Copyright in Research Data
Understand the issues associated with using and creating your data
There is a growing requirement from research funders to formally archive and share research data of long-term value arising from projects. When releasing data in this manner it will fall under the Copyright, Designs and Patents Act 1988, where the original owner retains the copyright.
Fair dealing
Data can be copied for non-commercial teaching or research purposes, private study, criticism or review without infringing copyright, provided that the owner of the work is sufficiently acknowledged. (This does not apply to films or recordings.)
Licensing and data sharing
Applying a licence to archived data communicates permissions to potential reuers of the data, which can range from wavering all rights to applying severe restrictions. This will depend on how you want the data to be reused in the future.
Before deciding on what licence to apply it is worth considering:
- If the research funder requires a certain licence applied; or
- If the original data was obtained from a third party, there may be a requirement to match the existing licence or a restriction on sharing derivatives of the dataset.
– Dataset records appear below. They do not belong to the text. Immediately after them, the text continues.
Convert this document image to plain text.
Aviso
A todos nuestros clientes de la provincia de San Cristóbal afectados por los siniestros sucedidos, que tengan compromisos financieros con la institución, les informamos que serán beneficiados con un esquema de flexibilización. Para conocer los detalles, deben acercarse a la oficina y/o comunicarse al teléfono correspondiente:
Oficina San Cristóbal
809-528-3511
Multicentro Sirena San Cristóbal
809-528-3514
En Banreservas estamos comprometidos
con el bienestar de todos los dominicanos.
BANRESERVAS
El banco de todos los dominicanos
The Research Data Management team has an overview of the license options for data.
Database rights
A database means a collection of independent works, data or other materials arranged in systematics or methodical way. For a database rights to apply, the database must be result of substantial intellectual investment in obtaining, verifying or presenting the content in an original manner.
Database rights are protected for 15 years in the EU and will protect from extraction (copying) of substantial amount of data, or repeated extraction of insubstantial amount.